Op-Ed: Election hacking report objects to Russian critique of fracking

Posted Jan 8, 2017 by Ken Hanly
The Office of the Director of National Intelligence has a substantial section in its report on 2016 U.S. election hacking by Russia that focuses upon the Russian govenrment-funded channel RT as overtly anti-American.
President-elect Donald Trump has repeatedly dismissed findings by US intelligence agencies that Russ...
President-elect Donald Trump has repeatedly dismissed findings by US intelligence agencies that Russia had intervened in the American election through hacking, propaganda and fake news
The full report can be accessed here. There is no doubt that a great deal of RT coverage is anti-American. The editor in chief of RT Margarita Simonyan admitted: "the word 'propaganda' has a very negative connotation, but indeed, there is not a single international foreign TV channel that is doing something other than promotion of the values of the country that it is broadcasting from." She added that "when Russia is at war, we are, of course, on Russia's side"'. This somehow is itself a sin and to be stopped as apparently international tv should promote a US point of view and not criticize the U.S.
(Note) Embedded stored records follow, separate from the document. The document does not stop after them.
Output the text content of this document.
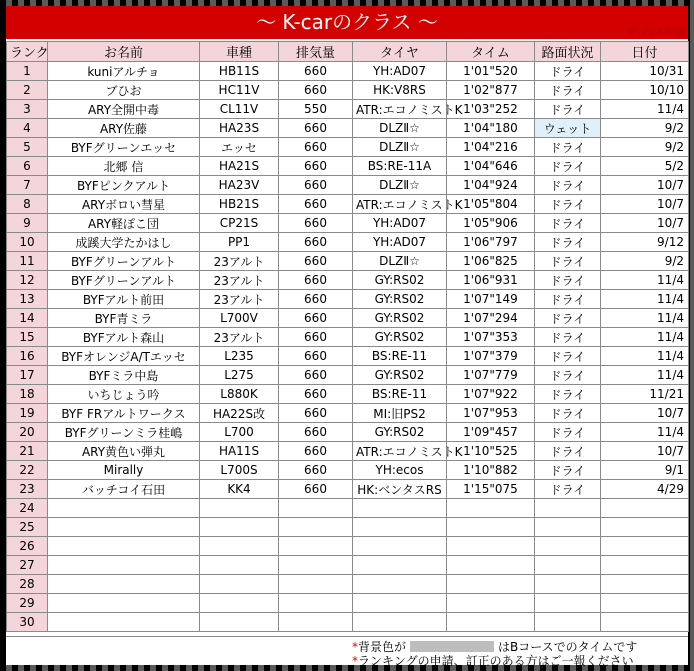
〜 K-carのクラス 〜	平成26年版
ランク	お名前	車種	排気量	タイヤ	タイム	路面状況	日付
1	kuniアルチョ	HB11S	660	YH:AD07	1'01"520	ドライ	10/31
2	ブひお	HC11V	660	HK:V8RS	1'02"877	ドライ	10/10
3	ARY全開中毒	CL11V	550	ATR:エコノミストK	1'03"252	ドライ	11/4
4	ARY佐藤	HA23S	660	DLZⅡ☆	1'04"180	ウェット	9/2
5	BYFグリーンエッセ	エッセ	660	DLZⅡ☆	1'04"216	ドライ	9/2
6	北郷 信	HA21S	660	BS:RE-11A	1'04"646	ドライ	5/2
7	BYFピンクアルト	HA23V	660	DLZⅡ☆	1'04"924	ドライ	10/7
8	ARYボロい彗星	HB21S	660	ATR:エコノミストK	1'05"804	ドライ	10/7
9	ARY軽ぽこ団	CP21S	660	YH:AD07	1'05"906	ドライ	10/7
10	成蹊大学たかはし	PP1	660	YH:AD07	1'06"797	ドライ	9/12
11	BYFグリーンアルト	23アルト	660	DLZⅡ☆	1'06"825	ドライ	9/2
12	BYFグリーンアルト	23アルト	660	GY:RS02	1'06"931	ドライ	11/4
13	BYFアルト前田	23アルト	660	GY:RS02	1'07"149	ドライ	11/4
14	BYF青ミラ	L700V	660	GY:RS02	1'07"294	ドライ	11/4
15	BYFアルト森山	23アルト	660	GY:RS02	1'07"353	ドライ	11/4
16	BYFオレンジA/Tエッセ	L235	660	BS:RE-11	1'07"379	ドライ	11/4
17	BYFミラ中島	L275	660	GY:RS02	1'07"779	ドライ	11/4
18	いちじょう吟	L880K	660	BS:RE-11	1'07"922	ドライ	11/21
19	BYF FRアルトワークス	HA22S改	660	MI:旧PS2	1'07"953	ドライ	10/7
20	BYFグリーンミラ桂嶋	L700	660	GY:RS02	1'09"457	ドライ	11/4
21	ARY黄色い弾丸	HA11S	660	ATR:エコノミストK	1'10"525	ドライ	10/7
22	Mirally	L700S	660	YH:ecos	1'10"882	ドライ	9/1
23	バッチコイ石田	KK4	660	HK:ベンタスRS	1'15"075	ドライ	4/29
24							
25							
26							
27							
28							
29							
30							
*背景色が	はBコースでのタイムです
*ランキングの申請、訂正のある方はご一報ください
Among the negative aspects of RT is that they have hosted debates that include third party candidates, unlike mainstream media debates in the U.S. which are only between the two major party candidates. In 2012 the RT hosted a TV debate including Libertarian Party Candidate Gary Johnson and Jill Stein Green Party Candidate. In 2016 they had primary debates for the same two parties that focused on foreign policy as well as electoral reform. The report sees presenting a more inclusive debate as somehow anti-American! The anti-hacking document claims: In an effort to highlight the alleged "lack of democracy" in the United States, RT broadcast, hosted, and advertised thirdparty candidate debates and ran reporting supportive of the political agenda of these candidates. The RT hosts asserted that the U.S. two-party system does not represent the views of at least one-third of the population and is a "sham." While one can disagree with what RT says, many Americans will be attracted by the fact that RT provides an alternative news source that allows them to learn the positions of those outside the two major parties. There is a market for such information and RT provides it. This bothers the intelligence community which would like to be able to better control the flow of information.
The report on hacking also notes that RT has produced a documentary against fracking. The documentary is appended. However, anti-fracking news is endemic in the west. Numerous documentaries and articles are published that are critical of the practice. Do the authors of the report think that these are useful idiots who unknowingly are pushing the agenda of the Russians? A recent article in the Washington Post suggests as much. The article was so misleading that it was itself criticized as fake news. However the Post was not satisfied and just recently carried a false news account of an alleged hack of a US utility by Russia. Of course mainstream award-winning media have carried stories of Hussein's weapons of mass destruction and the Gulf of Tonkin incident. The report suggests the reason behind the RT reports on fracking:  RT runs anti-fracking programming, highlighting environmental issues and the impacts on public health. This is likely reflective of the Russian Government's concern about the impact of fracking and U.S. natural gas production on the global energy market and the potential challenges to Gazprom's profitability. This could well be correct but many environmentalists are going to be attracted by this coverage whereas mainstream U.S. media may often avoid such coverage as it could hurt some of those they depend upon for advertising. The report also notes that RT covers such negative aspects of U.S. life as police brutality. Of course U.S. mainstream media often does the same with respect to the Russian system. Russian criticism of mass surveillance the report takes as a sign that the RT is trying to 'undermine viewers' trust in the U.S. democratic procedures. There is not the slightest hint that such coverage might justifiably cause viewers to have doubts about the system. Instead of suggesting that reform might be needed, the report suggests that the U.S. needs to spend more money countering coverage that actually contains a great deal of truth even while it is, as claimed, part of a propaganda strategy aimed at the United States.